2. Mesures spécifiques pour le numérique et les copies physiques : Adapter la protection
Mesures techniques : Pour les versions numériques, l'utilisation de mesures techniques (comme les DRM, bien que leur efficacité soit débattue) est légalement permise pour limiter les utilisations non autorisées (Article 108 de la Loi sur le Droit d'Auteur). Le contournement de ces mesures est une infraction (Article 109 et 140 de la Loi sur le Droit d'Auteur).
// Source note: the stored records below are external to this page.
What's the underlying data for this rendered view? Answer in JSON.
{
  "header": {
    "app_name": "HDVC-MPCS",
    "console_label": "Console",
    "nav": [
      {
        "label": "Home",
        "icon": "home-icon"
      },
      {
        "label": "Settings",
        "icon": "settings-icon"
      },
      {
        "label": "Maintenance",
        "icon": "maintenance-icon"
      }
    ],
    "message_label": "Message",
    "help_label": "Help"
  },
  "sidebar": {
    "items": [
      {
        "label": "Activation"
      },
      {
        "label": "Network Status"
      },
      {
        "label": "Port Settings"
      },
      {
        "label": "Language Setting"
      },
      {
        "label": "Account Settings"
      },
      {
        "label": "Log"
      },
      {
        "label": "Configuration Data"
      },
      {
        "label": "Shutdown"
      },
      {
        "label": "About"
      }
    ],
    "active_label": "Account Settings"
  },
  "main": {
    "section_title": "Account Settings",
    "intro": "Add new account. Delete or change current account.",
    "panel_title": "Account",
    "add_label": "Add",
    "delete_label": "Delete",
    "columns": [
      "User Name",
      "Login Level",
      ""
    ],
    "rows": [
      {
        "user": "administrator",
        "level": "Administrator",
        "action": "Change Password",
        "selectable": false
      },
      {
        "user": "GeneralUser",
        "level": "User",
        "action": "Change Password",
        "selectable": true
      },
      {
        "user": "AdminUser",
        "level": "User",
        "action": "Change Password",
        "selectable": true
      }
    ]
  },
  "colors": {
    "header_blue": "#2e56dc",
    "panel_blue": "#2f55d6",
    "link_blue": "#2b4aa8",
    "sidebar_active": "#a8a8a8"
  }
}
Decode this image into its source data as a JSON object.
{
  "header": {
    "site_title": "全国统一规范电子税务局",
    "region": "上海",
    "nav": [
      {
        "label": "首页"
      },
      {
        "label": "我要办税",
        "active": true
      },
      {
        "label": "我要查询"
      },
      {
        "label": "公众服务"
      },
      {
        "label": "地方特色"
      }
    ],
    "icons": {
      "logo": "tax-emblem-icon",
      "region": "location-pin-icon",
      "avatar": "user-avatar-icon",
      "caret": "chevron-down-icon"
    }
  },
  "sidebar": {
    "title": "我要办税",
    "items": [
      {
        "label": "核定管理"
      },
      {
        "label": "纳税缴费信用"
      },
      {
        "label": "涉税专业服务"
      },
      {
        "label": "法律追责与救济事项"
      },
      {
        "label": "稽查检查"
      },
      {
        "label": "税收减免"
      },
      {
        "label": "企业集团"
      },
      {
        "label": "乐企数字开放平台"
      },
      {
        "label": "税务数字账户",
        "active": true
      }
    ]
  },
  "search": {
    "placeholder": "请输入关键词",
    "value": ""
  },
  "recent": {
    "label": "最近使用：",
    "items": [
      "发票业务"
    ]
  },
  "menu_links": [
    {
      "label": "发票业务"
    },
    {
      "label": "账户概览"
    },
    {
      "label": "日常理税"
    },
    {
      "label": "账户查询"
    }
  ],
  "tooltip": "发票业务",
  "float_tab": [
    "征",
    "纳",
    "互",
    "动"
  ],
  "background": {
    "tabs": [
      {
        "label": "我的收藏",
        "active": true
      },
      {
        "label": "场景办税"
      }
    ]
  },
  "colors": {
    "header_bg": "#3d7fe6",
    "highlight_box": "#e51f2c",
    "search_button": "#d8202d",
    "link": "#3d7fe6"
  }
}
Authentification physique : Les exemplaires physiques mis en circulation en Côte d'Ivoire doivent être authentifiés par le BURIDA (Article 110 de la Loi sur le Droit d'Auteur), permettant de distinguer les copies légales.
3. L'importance capitale de la vigilance : Vos yeux sur le marché
Même avec toutes les protections légales et l'action du BURIDA, une surveillance active est indispensable. Les auteurs et éditeurs doivent être vigilants, inspectant les librairies, marchés, mais aussi l'internet (sites de téléchargement illégal, réseaux sociaux) à la recherche de copies non autorisées. Votre vigilance est souvent le premier moyen de détecter une infraction.
Voir Décret N° 2015-271 du 22 avril 2015 fixant les attributions, l'organisation et le fonctionnement du bureau ivoirien du droit d'auteur. En abrégé BURIDA ; Loi N° 2015-540 du 20 juillet 2015 relative à l'industrie du livre ; Loi N° 2016-555 du 26 juillet 2016 relative au droit d’auteur et aux droits voisins.
Ainsi prend fin cet article sur la protection juridique de son livre ou création littéraire en Côte d'Ivoire, d'Andréa TANON, juriste.
Elle est également contributrice et auteur sur ivoire-juriste.com.